The couple said their oncologist reached out to a pharmaceutical company called Roche, the drug provider, which agreed to cover 60 per cent of Entrectinib’s monthly cost, leaving them with a monthly tab of about $4,000. With Samia on maternity leave and Manuel’s ability to work limited by his health, however, it’s a payment they can’t afford.
“It’s available — like we’re able to have access to it — but it’s not cost available to the average person,” said Samia. “We’re not the only families and people going through this.”
She suggested the cost of more surgeries and chemotherapy for Manuel might exceed the remaining $4,000 cost of Entrectinib, raising questions about why BC Cancer wouldn’t cover it.
In a written statement, BC Cancer said it couldn’t comment on a patient’s specific case, even with their consent. It said it endeavours to “be flexible and compassionate” with patients seeking treatment “while balancing the need to ensure patient safety and efficacy and a sustainable health care system.”

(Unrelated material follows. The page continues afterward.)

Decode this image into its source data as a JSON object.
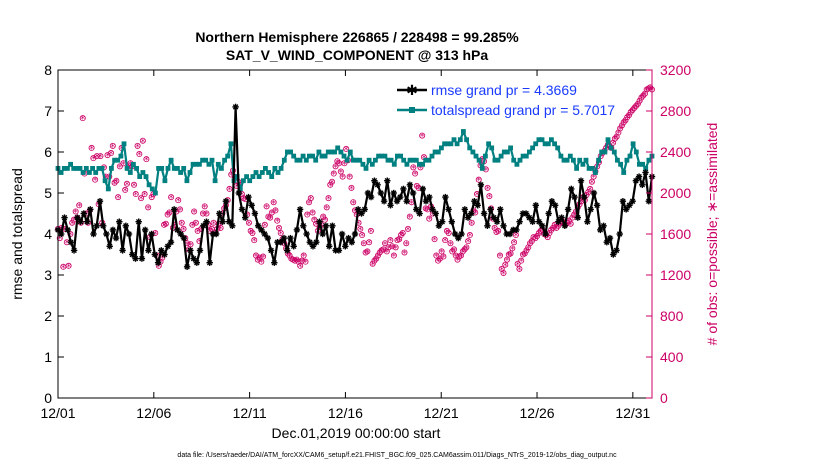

Entrectinib, it explained, is still under review by the pan-Canadian Oncology Drug Review (pCODR), which is expected make a recommendation later this year on whether provinces should fund it.
“BC Cancer waits until a final recommendation is made by pCODR and the Canadian Agency for Drugs & Technologies in Health (CADTH) before making a final decision on provincial funding,” it wrote.
“We do not pre-empt this process.”
Meanwhile, the Perez couple has already shelled out $8,000 for Perez to take the drug for two months. They said they’ve received tremendous community support, and several families have reached out to them to share that they’re in a similar position trying to obtain coverage for themselves or their children.
Manuel’s prescription is for six months, she added, but the couple aims to create broader awareness on how the system can better serve its patients.
An online fundraising campaign set up by Samia’s cousin had raised more than $28,000 as of Tuesday to support the cost of the drug, other treatments the pair is pursuing, and their living expenses.
Manuel said he’s feeling “physically tired” and “scared,” knowing the survival rate of his rare cancer is “not super great.” The couple, however, is not giving up hope.
“Having gone through all those treatments and really not having worked makes me concerned,” he explained. “At the same time, I’m excited because there’s a new drug, which is awesome that tool, that option is out there.”